I started my gaming lifestyle when my mother got me the basic D&D boxed set over three decades ago. Since I was already solidly classified as a nerd by the other kids, I made no attempt to conceal my gaming ways. I also did track, cross country and debate—which actually resulted in more mockery than my gaming. When I went to college, I continued my openly gamer lifestyle, although I also continued my running ways.
In graduate school, I took my gamer lifestyle to a new level—I began writing professionally and my name appeared in print as solid evidence of my gaming lifestyle. While some people leave gaming behind after college, I stuck with it and still have a regular game, usually Pathfinder or Call of Cthulhu, each week. I also have my own tiny publishing operation and obviously still am open about my gaming ways.
Thanks to the popularity of video games, fantasy and science fiction, gaming now has less stigma than it did in the past. However, I know numerous gamers who are careful to conceal their gaming lifestyle from others. For example, one person tells people that he is playing poker or watching sports when he is, in fact, rolling D20s and pushing around miniatures. He also forbids any photos of him engaged in gaming. Another person is careful to conceal his gamer status from his professional colleagues out of concerns that it will negatively impact his career. Others are less secretive and do not deny being gamers—if directly asked. They do, however, do not usually talk about their gaming around non-gamers and tend to have anecdotes of bad experiences arising from people finding out about the gaming.
Jokingly, I tend to refer to people who actively keep their gaming secret as being in the dungeon. Folks who voluntarily tell people they are gamers come out of the dungeon and those who are involuntarily exposed are outed as gamers.

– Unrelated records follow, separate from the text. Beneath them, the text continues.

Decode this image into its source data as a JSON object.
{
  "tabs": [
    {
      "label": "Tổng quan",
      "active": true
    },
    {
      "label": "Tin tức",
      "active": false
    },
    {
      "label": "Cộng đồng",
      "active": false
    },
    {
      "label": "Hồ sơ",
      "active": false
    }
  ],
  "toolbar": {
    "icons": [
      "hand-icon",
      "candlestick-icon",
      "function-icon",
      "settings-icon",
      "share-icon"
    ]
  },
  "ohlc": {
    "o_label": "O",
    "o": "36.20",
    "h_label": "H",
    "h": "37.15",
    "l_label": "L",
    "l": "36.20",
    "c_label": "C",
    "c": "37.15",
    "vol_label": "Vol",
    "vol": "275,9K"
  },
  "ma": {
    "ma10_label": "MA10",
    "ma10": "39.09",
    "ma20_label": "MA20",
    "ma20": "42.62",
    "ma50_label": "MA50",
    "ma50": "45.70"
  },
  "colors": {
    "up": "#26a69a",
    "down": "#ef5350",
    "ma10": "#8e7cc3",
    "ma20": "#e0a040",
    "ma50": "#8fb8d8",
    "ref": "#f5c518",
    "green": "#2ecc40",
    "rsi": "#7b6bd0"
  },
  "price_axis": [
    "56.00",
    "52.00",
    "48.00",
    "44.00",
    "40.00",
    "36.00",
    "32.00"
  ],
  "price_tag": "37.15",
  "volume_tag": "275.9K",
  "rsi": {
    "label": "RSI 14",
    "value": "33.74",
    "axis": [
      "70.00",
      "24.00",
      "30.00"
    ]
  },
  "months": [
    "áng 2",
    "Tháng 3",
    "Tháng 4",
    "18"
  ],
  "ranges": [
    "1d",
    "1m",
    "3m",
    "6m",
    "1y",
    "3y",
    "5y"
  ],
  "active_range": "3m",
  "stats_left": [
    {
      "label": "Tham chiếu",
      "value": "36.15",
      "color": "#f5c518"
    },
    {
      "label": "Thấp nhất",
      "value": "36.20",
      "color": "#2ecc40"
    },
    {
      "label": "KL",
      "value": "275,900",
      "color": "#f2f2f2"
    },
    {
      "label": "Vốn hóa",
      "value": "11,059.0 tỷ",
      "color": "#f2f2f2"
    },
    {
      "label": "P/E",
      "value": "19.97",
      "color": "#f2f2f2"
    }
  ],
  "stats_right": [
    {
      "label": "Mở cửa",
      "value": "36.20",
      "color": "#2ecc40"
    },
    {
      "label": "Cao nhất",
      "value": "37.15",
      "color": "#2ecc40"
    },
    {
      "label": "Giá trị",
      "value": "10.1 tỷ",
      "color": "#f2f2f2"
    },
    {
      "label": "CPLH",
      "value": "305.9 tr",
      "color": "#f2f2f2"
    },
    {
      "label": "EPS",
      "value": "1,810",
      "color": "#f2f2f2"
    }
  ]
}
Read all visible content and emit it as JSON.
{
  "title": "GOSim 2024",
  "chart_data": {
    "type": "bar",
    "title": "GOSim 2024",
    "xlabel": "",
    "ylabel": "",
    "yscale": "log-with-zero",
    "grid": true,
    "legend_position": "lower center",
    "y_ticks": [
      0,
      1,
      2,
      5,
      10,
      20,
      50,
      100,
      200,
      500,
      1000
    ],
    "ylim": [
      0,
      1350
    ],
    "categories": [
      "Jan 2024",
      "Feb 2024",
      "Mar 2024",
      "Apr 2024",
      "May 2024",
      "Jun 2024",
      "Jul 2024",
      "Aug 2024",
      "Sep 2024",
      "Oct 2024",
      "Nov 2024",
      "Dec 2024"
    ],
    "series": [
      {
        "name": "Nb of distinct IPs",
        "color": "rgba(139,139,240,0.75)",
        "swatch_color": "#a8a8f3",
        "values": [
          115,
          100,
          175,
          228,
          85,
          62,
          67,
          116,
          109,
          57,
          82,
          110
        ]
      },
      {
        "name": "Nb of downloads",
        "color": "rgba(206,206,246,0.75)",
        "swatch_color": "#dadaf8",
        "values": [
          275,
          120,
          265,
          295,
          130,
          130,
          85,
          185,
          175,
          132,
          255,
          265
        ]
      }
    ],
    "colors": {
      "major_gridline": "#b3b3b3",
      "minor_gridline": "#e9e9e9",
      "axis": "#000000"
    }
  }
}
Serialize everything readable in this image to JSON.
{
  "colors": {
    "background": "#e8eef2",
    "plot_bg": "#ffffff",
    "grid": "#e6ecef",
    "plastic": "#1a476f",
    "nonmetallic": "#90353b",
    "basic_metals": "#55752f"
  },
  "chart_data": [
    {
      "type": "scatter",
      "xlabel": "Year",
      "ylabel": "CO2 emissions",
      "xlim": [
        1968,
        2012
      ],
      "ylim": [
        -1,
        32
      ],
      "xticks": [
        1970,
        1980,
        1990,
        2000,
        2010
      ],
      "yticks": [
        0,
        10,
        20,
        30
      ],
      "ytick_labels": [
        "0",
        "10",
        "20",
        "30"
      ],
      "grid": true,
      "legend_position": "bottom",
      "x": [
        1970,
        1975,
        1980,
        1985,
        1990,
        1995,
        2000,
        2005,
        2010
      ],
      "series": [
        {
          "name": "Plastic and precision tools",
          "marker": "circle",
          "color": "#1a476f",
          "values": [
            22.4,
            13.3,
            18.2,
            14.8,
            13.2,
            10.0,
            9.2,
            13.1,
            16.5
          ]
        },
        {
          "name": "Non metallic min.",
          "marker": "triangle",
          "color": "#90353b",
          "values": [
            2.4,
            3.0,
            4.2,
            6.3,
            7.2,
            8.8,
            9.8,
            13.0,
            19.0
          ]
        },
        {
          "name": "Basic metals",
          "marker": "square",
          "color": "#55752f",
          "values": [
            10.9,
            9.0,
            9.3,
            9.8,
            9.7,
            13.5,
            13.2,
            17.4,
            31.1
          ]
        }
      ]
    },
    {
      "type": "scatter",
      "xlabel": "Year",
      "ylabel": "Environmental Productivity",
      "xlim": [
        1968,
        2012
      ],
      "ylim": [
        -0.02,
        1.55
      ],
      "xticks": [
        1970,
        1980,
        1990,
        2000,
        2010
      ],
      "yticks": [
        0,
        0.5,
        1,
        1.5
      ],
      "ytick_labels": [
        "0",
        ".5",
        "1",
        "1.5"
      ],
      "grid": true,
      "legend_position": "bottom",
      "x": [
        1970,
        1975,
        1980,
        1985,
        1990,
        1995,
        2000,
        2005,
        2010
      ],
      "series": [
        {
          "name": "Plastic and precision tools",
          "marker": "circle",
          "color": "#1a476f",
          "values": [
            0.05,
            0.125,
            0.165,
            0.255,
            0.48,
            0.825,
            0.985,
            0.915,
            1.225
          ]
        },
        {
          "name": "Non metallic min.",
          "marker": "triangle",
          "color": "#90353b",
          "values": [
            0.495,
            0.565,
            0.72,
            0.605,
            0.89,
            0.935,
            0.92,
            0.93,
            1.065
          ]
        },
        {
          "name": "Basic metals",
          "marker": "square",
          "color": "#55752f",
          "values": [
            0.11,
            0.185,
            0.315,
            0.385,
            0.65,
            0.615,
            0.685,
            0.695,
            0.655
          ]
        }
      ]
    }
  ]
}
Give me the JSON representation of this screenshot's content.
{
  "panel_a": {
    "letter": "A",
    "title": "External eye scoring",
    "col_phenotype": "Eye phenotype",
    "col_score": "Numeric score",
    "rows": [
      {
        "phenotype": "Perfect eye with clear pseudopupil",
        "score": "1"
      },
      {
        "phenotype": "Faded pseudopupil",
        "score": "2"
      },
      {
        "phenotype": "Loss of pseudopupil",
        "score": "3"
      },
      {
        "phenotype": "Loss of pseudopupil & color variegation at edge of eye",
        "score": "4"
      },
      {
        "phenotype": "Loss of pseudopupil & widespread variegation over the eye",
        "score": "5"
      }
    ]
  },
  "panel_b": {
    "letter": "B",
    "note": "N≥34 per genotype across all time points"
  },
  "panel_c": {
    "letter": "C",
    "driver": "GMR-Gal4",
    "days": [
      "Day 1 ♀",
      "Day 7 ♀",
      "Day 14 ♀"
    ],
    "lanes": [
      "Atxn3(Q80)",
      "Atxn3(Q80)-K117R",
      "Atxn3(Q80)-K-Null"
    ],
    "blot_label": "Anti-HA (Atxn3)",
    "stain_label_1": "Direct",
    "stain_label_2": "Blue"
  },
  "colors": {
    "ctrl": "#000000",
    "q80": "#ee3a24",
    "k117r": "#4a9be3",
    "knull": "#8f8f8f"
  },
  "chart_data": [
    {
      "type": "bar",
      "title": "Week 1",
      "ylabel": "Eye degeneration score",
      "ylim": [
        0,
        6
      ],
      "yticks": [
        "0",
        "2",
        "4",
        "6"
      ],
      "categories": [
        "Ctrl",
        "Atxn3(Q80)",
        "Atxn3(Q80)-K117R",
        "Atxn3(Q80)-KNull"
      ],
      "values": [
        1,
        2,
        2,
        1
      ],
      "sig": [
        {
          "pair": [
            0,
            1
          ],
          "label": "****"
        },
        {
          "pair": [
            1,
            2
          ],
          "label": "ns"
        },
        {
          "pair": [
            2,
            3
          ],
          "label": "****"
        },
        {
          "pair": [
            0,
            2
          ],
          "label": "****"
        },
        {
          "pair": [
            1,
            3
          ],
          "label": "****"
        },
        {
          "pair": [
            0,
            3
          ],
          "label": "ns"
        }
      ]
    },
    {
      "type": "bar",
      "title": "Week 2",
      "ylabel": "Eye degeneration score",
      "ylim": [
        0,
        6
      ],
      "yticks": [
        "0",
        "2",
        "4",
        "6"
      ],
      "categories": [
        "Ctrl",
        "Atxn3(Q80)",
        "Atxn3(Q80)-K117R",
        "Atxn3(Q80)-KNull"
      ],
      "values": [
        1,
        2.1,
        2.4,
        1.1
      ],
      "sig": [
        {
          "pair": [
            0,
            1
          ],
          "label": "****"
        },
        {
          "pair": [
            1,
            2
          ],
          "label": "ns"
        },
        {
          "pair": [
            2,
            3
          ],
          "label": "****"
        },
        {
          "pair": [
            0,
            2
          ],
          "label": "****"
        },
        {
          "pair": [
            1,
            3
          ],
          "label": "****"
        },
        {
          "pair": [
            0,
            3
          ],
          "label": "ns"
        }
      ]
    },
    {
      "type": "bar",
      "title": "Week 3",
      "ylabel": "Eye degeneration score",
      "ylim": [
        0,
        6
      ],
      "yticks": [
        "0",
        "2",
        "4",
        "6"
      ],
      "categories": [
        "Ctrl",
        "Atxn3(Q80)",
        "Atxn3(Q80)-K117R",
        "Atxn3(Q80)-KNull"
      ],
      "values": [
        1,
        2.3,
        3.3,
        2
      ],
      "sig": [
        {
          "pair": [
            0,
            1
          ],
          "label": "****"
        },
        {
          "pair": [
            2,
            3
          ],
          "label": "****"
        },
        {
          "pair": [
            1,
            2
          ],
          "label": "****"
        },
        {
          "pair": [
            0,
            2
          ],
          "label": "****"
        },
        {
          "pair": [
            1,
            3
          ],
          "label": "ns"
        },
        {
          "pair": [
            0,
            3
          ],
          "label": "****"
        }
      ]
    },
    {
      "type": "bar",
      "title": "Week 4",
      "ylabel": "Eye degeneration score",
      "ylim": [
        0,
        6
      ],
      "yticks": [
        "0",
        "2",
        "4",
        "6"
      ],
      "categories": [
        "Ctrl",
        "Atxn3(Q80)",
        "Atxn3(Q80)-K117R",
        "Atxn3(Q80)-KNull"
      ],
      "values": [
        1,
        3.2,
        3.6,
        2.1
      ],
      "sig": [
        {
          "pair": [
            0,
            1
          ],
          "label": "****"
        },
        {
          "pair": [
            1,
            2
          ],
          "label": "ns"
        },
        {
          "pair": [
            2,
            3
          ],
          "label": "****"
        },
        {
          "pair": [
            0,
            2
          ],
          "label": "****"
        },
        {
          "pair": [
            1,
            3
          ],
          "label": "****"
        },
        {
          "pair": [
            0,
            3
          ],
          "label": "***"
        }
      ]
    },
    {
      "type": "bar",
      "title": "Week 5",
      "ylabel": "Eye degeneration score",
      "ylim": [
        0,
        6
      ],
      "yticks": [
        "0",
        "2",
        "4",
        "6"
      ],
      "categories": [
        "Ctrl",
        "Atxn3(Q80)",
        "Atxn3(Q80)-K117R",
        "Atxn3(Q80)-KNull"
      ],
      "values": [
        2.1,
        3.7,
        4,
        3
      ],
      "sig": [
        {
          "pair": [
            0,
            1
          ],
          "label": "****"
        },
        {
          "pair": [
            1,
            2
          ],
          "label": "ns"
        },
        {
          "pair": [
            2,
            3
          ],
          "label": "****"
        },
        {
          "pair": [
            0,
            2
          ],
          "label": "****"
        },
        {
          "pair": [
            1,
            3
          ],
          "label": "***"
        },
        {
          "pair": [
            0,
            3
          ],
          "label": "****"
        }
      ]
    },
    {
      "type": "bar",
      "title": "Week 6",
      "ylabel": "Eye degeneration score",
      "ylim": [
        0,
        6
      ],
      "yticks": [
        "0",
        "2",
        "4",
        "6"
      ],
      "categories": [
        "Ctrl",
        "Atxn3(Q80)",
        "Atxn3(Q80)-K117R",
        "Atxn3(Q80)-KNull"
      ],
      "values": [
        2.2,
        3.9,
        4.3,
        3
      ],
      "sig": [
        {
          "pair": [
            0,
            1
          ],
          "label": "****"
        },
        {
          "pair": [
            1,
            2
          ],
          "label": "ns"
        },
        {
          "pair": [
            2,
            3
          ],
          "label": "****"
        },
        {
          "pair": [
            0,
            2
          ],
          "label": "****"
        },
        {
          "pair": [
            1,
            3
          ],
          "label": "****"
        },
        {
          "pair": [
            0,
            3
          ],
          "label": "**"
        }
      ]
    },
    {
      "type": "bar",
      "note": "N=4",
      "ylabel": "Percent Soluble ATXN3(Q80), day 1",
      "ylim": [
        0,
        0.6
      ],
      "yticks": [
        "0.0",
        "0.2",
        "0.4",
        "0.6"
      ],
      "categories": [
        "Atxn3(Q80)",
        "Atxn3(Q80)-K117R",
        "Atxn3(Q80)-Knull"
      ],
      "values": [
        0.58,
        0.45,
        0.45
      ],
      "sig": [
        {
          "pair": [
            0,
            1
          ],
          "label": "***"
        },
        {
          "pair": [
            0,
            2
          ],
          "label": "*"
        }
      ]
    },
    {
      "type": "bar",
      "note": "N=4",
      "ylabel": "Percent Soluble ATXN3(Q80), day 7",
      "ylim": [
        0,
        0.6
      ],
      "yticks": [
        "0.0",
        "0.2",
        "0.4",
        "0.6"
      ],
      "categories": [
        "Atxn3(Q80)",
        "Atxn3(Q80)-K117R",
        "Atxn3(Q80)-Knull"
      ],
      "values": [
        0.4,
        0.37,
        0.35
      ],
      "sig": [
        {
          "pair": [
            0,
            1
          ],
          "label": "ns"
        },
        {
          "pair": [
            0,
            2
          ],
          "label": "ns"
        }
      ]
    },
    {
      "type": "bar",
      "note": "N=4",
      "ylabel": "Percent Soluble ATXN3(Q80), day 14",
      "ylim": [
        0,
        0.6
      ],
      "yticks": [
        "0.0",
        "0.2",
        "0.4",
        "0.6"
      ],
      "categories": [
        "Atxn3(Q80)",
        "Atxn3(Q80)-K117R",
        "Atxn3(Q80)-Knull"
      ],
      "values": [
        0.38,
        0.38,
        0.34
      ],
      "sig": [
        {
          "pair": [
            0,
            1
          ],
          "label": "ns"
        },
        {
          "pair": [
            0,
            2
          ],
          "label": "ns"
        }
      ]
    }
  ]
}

In my own case, being openly gamer has been a no brainer. First, I was obviously a nerd as a kid and there would have been no point in trying to deny that I gamed—no one would believe that I didn’t have a bag of strange dice. Second, I studied philosophy and became a professional philosopher—in comparison being a gamer is rather down-to-earth and normal. For those who are curious, I am also openly philosophical. Third, because I am socially competent and in good shape, I do not have any fear of the consequences of people finding out I am a gamer.
I also have moral reasons as to why I am openly gamer. The first is my moral principle that if I believe that a way of life needs to be hidden from “normal” people, then it would follow that I should not be engaged in that way of life. Naturally, there are exceptions. For example, if I were in a brutally repressive state, then I could have excellent reasons to conceal a way of life that those in power might oppose. As a less extreme example, some gamers do believe that they will suffer negative consequences if people find out about their gaming ways. For example, someone who knows her boss thinks gaming is for Satanists would have a good reason to stay in the dungeon.
The second is my moral commitment to honesty. Being a gamer is part of what I am, just as is being a runner and being a philosopher. To actively conceal and deny what I am would be to lie by omission and to create in the minds of others a false conception of the person I am. While I do recognize that people can have good reasons to create such false conceptions, that is something that should be avoided when possible—assuming, of course, that deceit is wrong.
I do know some gamers who hide their gaming when they start dating someone—I recall many occasions when one of my fellows went on a date or met someone and others, on learning this, said “you didn’t tell her you are a gamer did you?!” The assumption is, of course, that being a gamer would be a deal-breaker. While I do not advocate being an in-their-face gamer (just as I do not advocate being an in-their-face runner), honesty is the best policy—if the dating leads to a relationship, she will eventually find out and dishonesty tends to be more of a deal breaker than gaming.
Naturally, some gamers have made the reasonable point that they want to win over a person before revealing that they are gamers. After all, a person might have a prejudice against gamers that is based on ignorance. Such a person might unfairly reject a gamer out of hand, but come to accept it once they get to know an actual gamer. After all, gamers are people, too.